The 11th annual Blackfeet Youth Day kicks off the North American Indian Days. One of the event organizers, Debbie Whitegrass-Bullshoe, explains that everything at this community event is free. Bruce Runningcrane, fire prevention tech with the Blackfeet Tribe, says free events are important because "it brings more people in and not just from Browning, but also surrounding communities".
It's made possible thanks to the power of volunteers and multiple organizations collaborating together to reach common goals. Bullshoe says, "we don't have to reinvent the wheel. We can share costs".
One of the goals is community togetherness. Nine year old Keeley Runningcrane has been coming to this event as long as she can remember. She enjoys it because "everyone is enjoying it and everyone is apart of it".

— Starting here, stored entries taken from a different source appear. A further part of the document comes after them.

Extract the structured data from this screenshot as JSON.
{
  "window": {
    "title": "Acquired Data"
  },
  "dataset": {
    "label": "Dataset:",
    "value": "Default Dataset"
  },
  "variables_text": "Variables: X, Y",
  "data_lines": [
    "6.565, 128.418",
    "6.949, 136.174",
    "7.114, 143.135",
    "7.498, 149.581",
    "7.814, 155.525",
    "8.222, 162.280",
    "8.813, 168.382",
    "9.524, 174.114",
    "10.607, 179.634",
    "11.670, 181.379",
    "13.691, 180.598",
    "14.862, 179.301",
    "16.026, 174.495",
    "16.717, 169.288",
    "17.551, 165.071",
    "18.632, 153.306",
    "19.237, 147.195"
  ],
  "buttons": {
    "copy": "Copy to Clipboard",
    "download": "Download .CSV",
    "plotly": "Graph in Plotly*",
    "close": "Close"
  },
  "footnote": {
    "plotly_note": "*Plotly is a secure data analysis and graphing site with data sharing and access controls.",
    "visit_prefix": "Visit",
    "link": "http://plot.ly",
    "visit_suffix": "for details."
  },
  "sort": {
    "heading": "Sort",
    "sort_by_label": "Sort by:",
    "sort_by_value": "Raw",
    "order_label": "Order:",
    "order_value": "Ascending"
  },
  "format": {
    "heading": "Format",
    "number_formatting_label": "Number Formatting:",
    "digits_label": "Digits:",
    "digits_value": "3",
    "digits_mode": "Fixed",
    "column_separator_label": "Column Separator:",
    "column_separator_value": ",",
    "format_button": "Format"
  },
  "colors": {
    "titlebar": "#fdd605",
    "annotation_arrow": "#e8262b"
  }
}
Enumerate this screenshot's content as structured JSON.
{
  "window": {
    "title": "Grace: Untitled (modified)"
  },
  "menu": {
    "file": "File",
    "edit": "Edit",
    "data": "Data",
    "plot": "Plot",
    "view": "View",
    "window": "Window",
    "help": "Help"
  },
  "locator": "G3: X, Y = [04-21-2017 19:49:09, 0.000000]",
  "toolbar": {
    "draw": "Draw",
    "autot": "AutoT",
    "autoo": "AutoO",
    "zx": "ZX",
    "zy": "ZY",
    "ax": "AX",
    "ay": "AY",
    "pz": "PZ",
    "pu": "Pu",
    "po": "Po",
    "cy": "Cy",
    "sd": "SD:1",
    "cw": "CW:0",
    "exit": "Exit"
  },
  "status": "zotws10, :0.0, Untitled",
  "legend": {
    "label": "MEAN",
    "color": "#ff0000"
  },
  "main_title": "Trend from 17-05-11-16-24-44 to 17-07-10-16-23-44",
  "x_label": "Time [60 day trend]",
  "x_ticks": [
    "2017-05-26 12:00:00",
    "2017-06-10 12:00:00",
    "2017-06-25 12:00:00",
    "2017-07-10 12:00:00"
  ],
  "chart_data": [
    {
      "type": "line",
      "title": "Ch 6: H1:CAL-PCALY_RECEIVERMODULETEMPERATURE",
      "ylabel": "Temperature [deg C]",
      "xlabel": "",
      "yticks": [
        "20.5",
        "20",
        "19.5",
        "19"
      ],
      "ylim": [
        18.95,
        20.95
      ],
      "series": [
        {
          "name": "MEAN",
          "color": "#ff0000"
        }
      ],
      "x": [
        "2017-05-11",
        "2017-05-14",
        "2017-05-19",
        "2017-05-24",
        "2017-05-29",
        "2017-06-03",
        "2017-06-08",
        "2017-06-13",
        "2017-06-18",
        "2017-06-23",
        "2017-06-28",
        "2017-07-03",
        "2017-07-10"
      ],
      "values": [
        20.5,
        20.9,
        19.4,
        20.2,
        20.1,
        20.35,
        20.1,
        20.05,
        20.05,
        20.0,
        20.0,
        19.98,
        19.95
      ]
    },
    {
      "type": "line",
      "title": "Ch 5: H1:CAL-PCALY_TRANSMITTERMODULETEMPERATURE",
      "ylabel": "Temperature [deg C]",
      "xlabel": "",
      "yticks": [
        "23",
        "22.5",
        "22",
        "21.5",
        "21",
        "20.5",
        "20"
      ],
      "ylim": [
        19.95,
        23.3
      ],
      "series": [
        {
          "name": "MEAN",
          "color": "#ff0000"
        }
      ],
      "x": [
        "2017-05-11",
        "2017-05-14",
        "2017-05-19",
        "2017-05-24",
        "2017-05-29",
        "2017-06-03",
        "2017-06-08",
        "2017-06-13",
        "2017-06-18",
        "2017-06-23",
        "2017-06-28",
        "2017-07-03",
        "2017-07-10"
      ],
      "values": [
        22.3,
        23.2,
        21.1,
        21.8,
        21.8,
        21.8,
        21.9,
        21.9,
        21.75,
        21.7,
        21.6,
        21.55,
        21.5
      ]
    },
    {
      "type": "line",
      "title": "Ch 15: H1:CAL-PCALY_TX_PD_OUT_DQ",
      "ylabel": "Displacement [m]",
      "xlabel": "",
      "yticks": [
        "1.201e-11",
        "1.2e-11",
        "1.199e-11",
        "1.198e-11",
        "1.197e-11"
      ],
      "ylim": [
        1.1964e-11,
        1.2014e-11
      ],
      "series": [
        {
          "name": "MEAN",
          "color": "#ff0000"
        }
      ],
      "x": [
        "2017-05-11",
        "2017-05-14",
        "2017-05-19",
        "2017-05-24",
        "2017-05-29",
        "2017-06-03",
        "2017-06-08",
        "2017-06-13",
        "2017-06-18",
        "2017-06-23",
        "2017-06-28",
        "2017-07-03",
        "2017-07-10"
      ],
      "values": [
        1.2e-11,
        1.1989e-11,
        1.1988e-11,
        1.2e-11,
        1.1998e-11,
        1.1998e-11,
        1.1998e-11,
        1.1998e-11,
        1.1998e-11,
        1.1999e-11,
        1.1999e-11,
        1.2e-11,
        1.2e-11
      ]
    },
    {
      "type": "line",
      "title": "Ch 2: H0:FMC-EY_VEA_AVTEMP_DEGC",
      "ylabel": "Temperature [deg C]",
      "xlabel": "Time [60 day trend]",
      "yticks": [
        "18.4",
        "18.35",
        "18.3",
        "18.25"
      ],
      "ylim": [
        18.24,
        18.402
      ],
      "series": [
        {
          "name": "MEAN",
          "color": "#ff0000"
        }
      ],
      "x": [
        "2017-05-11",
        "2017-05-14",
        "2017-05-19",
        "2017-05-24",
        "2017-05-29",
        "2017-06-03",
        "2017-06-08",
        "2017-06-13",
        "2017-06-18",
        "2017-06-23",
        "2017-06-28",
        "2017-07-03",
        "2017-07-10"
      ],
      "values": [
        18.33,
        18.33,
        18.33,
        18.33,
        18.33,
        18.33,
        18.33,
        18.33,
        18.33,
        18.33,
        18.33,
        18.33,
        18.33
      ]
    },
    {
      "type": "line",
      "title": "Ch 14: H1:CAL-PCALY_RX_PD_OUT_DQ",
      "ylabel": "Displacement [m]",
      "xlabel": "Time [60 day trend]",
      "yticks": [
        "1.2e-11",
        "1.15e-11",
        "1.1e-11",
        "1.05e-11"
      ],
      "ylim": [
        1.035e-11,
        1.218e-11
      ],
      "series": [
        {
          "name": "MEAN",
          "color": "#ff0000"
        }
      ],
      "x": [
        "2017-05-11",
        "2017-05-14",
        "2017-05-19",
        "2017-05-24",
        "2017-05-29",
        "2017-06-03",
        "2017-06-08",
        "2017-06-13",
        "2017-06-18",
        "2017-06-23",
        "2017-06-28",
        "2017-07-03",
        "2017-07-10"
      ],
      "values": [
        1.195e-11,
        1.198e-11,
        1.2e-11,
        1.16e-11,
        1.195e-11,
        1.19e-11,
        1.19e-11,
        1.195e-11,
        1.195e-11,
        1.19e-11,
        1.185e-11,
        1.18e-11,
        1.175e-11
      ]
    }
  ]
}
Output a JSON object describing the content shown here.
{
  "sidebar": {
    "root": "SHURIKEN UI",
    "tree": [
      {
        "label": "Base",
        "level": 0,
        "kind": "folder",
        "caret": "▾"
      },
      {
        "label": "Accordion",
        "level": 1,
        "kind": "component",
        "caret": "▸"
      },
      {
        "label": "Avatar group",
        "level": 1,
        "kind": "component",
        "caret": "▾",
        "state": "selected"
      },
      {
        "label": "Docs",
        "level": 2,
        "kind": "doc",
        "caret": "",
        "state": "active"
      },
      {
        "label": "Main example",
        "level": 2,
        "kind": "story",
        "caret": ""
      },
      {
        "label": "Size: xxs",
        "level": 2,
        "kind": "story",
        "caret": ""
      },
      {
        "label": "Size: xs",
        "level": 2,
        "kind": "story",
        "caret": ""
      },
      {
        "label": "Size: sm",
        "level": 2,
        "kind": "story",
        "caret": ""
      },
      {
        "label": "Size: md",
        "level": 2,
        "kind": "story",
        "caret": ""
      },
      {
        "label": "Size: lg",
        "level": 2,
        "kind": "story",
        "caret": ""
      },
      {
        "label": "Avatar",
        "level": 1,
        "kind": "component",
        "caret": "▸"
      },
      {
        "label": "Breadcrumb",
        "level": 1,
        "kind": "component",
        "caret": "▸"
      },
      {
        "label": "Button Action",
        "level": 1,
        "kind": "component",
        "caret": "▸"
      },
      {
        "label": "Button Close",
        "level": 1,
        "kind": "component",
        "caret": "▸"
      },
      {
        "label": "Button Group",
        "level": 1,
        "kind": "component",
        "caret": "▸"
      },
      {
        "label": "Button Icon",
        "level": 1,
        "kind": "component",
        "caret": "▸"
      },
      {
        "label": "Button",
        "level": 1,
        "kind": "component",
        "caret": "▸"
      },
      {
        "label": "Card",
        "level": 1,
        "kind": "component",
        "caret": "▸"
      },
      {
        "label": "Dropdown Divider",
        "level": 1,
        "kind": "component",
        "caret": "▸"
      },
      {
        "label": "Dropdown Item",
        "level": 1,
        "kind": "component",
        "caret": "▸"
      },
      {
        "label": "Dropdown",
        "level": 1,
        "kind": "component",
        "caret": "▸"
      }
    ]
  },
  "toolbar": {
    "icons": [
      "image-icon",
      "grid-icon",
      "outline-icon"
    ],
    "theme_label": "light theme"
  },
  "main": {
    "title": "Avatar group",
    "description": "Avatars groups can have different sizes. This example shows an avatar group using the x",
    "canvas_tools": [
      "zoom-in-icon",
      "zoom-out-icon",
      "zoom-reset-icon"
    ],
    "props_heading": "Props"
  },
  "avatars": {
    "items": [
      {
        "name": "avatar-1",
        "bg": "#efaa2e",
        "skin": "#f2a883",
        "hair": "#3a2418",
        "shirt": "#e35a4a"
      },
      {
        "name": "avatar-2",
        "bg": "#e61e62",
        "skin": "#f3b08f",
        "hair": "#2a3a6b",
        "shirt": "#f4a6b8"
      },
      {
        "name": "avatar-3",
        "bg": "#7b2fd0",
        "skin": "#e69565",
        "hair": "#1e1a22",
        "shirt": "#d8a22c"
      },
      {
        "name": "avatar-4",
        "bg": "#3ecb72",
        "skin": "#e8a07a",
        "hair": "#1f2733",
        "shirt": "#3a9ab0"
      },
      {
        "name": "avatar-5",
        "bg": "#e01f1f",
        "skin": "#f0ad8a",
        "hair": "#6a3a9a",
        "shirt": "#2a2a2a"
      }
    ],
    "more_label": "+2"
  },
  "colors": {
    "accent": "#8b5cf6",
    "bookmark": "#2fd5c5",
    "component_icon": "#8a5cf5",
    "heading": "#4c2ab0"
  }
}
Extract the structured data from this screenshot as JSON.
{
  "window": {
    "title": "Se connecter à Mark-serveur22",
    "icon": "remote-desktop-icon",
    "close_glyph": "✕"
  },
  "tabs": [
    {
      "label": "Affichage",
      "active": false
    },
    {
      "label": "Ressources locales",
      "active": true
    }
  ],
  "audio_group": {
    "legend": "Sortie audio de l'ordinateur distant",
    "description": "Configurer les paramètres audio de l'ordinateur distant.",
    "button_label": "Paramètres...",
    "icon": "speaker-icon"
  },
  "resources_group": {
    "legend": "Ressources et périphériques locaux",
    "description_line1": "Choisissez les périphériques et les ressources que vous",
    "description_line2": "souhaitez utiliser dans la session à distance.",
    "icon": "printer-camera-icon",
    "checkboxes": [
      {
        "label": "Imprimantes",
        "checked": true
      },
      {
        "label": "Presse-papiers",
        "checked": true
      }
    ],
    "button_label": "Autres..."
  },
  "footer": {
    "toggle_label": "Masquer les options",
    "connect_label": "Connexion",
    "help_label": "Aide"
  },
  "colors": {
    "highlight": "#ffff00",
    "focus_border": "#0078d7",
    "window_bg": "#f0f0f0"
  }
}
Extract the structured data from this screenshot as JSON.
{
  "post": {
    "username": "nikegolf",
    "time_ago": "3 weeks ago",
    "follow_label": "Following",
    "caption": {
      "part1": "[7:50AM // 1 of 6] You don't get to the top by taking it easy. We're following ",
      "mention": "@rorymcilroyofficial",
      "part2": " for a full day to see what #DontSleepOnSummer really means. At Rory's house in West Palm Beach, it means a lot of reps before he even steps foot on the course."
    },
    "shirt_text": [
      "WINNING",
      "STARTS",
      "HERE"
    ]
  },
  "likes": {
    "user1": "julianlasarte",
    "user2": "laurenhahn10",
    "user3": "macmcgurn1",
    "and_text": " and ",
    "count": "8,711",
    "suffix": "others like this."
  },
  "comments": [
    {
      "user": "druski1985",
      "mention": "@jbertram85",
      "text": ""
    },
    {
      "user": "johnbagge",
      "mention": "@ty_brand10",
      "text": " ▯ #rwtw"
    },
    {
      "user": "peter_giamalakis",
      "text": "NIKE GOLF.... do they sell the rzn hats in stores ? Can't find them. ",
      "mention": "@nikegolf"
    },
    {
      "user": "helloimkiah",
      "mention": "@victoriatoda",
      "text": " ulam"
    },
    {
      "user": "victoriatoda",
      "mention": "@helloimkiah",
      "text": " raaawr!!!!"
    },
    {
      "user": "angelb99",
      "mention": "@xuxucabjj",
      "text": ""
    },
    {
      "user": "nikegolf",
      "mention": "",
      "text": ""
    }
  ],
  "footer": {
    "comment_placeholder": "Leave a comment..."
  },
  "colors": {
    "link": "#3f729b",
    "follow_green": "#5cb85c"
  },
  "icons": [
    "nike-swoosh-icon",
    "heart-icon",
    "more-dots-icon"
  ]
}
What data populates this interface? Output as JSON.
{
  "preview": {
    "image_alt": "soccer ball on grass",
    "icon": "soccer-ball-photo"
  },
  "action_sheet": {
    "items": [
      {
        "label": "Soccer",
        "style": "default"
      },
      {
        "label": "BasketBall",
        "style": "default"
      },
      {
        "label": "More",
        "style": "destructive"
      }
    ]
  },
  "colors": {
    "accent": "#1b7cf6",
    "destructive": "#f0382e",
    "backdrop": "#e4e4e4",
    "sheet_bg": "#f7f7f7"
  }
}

Another goal is just having fun. There are tons of games and activities for children small and tall. however, today kids will also learn important lessons on health and wellness. Runningcrane says, "the earlier we start with the kids, the better and we can teach them the right way".
One focus is eating right. Runningcrane says, "obesity in kids, it's not a problem out there, it's here in Browning". Keeley advises, "don't eat junk food as often" and "always keep exercising". She says learning how to be healthy is important for kids her age because "we want to be healthy when we grow up to be big and strong".
There's also a powerful anti-substance abuse message at the event. Keeley warns, "young kids do not do that and I plan on not doing that in my life".